Stephen Bannon – ci ha fatto notare l’amico Maurizio Blondet – pensa da americano sicché per lui l’Islamismo è il nemico. Anche quando l’islamismo è creato, finanziato, armato dagli stessi tati Uniti d’America, come nell’attuale scenario vicino-orientale ad iniziare dalle primavere arabe. Trump vuole rompere con la precedente linea di politica estera di Obama ma al tempo stesso non sembra, sotto questo profilo, che si possa registrare discontinuità nell’appoggio americano alle dittature religioso-fondamentaliste saudita e qatarita come anche alla protervia di dell’Israele sionista.

Giustamente l’amico Blondet ci ricorda che la politica si fa con le carte che si hanno in mano, sicché si deve comunque dar atto a Bannon e Trump di avere un coraggio tutto “americano” nel demolire l’establishment globalista, senza temere neanche la guerra civile interna. Se, però, è certo che diverse cose della sfrontatezza politica antiglobalista di Trump e del suo consigliere non possono non essere, moderatamente, apprezzate, tuttavia non è possibile far finta che alla radice dell’attuale “New Deal” americano c’è quel tipo di aporetico pensiero che abbiamo sopra esaminato.
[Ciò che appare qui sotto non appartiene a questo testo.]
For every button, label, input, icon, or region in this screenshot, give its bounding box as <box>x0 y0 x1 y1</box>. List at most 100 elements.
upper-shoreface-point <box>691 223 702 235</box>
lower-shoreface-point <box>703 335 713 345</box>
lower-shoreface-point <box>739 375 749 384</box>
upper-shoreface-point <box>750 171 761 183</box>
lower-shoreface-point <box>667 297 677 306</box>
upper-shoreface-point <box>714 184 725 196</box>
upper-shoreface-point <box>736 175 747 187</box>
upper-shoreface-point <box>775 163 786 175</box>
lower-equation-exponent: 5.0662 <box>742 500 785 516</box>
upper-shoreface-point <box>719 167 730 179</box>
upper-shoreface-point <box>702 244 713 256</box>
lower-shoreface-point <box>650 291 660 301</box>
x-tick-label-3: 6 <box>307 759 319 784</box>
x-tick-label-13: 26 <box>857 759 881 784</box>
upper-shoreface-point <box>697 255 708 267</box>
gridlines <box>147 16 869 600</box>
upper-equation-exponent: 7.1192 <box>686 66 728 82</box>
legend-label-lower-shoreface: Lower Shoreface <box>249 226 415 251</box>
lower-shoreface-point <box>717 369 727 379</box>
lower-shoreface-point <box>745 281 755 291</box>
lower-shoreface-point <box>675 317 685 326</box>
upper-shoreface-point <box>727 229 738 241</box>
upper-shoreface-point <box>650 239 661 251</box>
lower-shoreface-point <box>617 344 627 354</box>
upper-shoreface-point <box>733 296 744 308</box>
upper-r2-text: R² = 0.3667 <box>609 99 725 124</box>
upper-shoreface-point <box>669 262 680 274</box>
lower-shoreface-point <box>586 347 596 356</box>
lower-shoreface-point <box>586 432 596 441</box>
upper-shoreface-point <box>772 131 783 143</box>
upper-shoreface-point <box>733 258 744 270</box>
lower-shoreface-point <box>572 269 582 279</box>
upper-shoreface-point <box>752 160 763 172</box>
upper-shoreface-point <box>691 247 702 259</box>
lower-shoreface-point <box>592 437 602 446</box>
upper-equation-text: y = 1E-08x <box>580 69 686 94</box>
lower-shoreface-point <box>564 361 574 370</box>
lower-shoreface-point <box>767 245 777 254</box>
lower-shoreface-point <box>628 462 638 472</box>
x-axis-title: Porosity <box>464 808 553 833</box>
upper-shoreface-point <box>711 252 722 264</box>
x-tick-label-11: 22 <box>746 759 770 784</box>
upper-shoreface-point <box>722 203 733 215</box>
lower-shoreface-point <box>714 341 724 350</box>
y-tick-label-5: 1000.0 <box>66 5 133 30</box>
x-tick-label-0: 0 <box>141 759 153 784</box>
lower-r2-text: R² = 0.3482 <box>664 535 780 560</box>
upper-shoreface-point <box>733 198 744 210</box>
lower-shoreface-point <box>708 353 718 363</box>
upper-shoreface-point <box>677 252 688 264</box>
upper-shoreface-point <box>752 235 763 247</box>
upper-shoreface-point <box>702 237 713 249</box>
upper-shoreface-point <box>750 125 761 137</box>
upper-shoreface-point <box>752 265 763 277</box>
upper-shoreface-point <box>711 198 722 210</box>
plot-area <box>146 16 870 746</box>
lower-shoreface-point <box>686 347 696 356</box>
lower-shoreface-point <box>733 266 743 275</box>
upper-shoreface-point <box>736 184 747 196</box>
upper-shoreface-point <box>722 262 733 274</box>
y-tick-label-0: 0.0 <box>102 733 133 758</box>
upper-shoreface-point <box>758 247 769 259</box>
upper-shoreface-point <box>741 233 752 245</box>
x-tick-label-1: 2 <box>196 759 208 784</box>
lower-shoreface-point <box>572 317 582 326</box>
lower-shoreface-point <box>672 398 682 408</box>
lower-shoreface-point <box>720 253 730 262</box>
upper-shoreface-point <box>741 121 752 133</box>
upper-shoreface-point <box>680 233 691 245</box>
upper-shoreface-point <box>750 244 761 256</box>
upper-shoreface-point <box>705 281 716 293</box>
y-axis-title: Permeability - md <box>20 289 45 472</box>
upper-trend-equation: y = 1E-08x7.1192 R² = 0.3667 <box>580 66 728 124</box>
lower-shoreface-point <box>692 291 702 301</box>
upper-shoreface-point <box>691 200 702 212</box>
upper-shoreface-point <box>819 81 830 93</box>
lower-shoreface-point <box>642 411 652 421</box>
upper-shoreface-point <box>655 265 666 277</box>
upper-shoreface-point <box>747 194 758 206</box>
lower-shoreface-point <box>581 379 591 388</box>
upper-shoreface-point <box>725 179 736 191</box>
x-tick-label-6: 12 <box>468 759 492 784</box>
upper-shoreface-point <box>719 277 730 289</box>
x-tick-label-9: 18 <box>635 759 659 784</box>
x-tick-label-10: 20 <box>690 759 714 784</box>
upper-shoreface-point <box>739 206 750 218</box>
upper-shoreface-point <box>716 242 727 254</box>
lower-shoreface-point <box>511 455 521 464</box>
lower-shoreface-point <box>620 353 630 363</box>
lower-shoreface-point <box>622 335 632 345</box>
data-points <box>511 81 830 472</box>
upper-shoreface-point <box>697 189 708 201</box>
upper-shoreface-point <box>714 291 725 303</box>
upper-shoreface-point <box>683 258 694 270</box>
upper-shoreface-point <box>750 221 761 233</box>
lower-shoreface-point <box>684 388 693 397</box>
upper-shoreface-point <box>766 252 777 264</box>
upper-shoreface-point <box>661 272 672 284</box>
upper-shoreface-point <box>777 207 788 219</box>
Anche Putin ha risollevato le sorti politico-economiche della disastrata Russia post-sovietica facendo leva sulla tradizione religiosa e nazionale della sua patria. Ma, appunto, in Russia tale tradizione nazionale e religiosa esiste ed ha radici millenarie. Negli Stati Uniti no. Putin viene dalla piccola sub-nomenklatura sovietica ed è arrivato al potere maturando, gradualmente, sin dagli anni giovanili, una critica interna al comunismo fino a riscoprire, appunto, le radici spirituali e nazionali della Russia quale unico fondamento di una “giusta” politica ispirata ad una Istanza Superiore senza della Quale la stessa politica non esiste. Gli Stati Uniti, invece, sono uno Stato, federale, privo di radici spirituali, che non siano quelle spurie puritane o, nella versione conservatrice, quelle presbiteriane ossia “anglicane”. Sicché nel caso di Trump stiamo pur sempre parlando di un miliardario che, sì, certo guarda, meritoriamente, più all’economia reale che alla finanza, più all’interesse nazionale che agli interessi delle élite transnazionali, ma che poi sappia o voglia davvero tradurre tutto questo in qualcosa di più concreto per la middle class e soprattutto la working class è ancora tutto da verificare.